Shell's prescriptions for how to remedy this monumental problem will not endear her to the Republicans in her own country nor right-wingers anywhere. "Free-market capitalism is wonderful for many things, but public health is not among them", she stridently argues. Regulation and intervention, by the state, she believes can ameliorate the pandemic. This leads her, to take one example, to argue that the United States and other countries in the developed and developing world should follow the example of the Scandinavian countries Sweden and Norway who uphold "a virtual ban on advertising for children, and have consistently low levels of childhood obesity".

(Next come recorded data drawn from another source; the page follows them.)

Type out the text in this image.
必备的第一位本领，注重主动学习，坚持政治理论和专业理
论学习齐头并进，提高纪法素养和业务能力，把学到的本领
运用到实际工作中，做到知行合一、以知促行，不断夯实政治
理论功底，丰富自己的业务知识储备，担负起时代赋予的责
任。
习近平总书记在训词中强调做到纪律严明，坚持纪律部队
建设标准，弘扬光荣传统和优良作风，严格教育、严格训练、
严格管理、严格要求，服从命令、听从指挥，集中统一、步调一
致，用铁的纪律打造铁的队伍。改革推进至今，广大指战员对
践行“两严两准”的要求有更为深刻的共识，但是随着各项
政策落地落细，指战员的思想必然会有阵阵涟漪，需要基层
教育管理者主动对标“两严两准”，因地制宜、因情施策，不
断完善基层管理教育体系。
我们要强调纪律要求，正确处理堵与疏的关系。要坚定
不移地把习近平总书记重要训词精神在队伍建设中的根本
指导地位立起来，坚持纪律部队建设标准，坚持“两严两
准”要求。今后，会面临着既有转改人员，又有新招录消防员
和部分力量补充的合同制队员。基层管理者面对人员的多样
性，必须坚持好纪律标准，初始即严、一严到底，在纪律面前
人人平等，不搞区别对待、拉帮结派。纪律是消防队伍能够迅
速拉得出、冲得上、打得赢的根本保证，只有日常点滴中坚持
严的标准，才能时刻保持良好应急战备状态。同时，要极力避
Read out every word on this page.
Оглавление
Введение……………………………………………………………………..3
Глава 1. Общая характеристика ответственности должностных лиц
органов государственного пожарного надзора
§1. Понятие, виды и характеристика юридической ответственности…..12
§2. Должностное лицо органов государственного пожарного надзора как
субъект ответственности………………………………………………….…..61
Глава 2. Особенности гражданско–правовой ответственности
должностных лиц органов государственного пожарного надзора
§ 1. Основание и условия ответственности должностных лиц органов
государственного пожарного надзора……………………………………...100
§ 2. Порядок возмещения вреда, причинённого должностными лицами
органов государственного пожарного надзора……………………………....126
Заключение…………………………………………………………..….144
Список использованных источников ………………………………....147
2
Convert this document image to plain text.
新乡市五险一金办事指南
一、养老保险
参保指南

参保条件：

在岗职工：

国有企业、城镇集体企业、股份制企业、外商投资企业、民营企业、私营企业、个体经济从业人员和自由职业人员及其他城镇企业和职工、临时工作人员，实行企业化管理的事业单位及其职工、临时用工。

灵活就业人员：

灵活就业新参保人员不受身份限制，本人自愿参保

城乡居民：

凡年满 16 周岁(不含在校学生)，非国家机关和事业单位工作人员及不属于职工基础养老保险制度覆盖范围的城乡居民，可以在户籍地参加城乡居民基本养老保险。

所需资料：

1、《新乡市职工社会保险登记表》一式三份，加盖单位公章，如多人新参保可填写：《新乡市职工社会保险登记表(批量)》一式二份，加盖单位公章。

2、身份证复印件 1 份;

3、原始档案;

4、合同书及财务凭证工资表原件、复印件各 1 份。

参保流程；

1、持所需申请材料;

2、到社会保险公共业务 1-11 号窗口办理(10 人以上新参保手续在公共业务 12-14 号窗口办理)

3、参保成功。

Occasionally, a snobbish tone does creep into her writing. Her comments about processed food indicate that clearly. Sniffily, Shell observes that "We eat nearly triple the amount of cheeses - the dramatic increase due to the growing fondness not for runny Camembert or pungent Roquefort, but for `cheese food' and other mild cheese mixtures melted, onto burgers, pizza, pasta and nachos". A hint of the hair-shirt is also evident in many of her descriptions. The French, she approvingly observes, "eat mindfully and in moderation... In France an adult loping along with a dripping ice cream cone is considered a figure of fun, and to walk the streets while gobbling a hot dog or a sandwich is to risk being tarred as bizarre".

She succeeds in her intention to show how the world got fat and what can we do about it. Her ability to invoke medieval Christian thinker St Augustine, the Bible and the TV programme Baywatch as confidently and engagingly as she is the statistical findings of the Journal of the American Medical Association, the Archive of International Medicine and Psychology Today is what makes The Hungry Gene just as interesting to the layman as it will be to the diet, food and pharmaceutical industries and scientific professionals everywhere.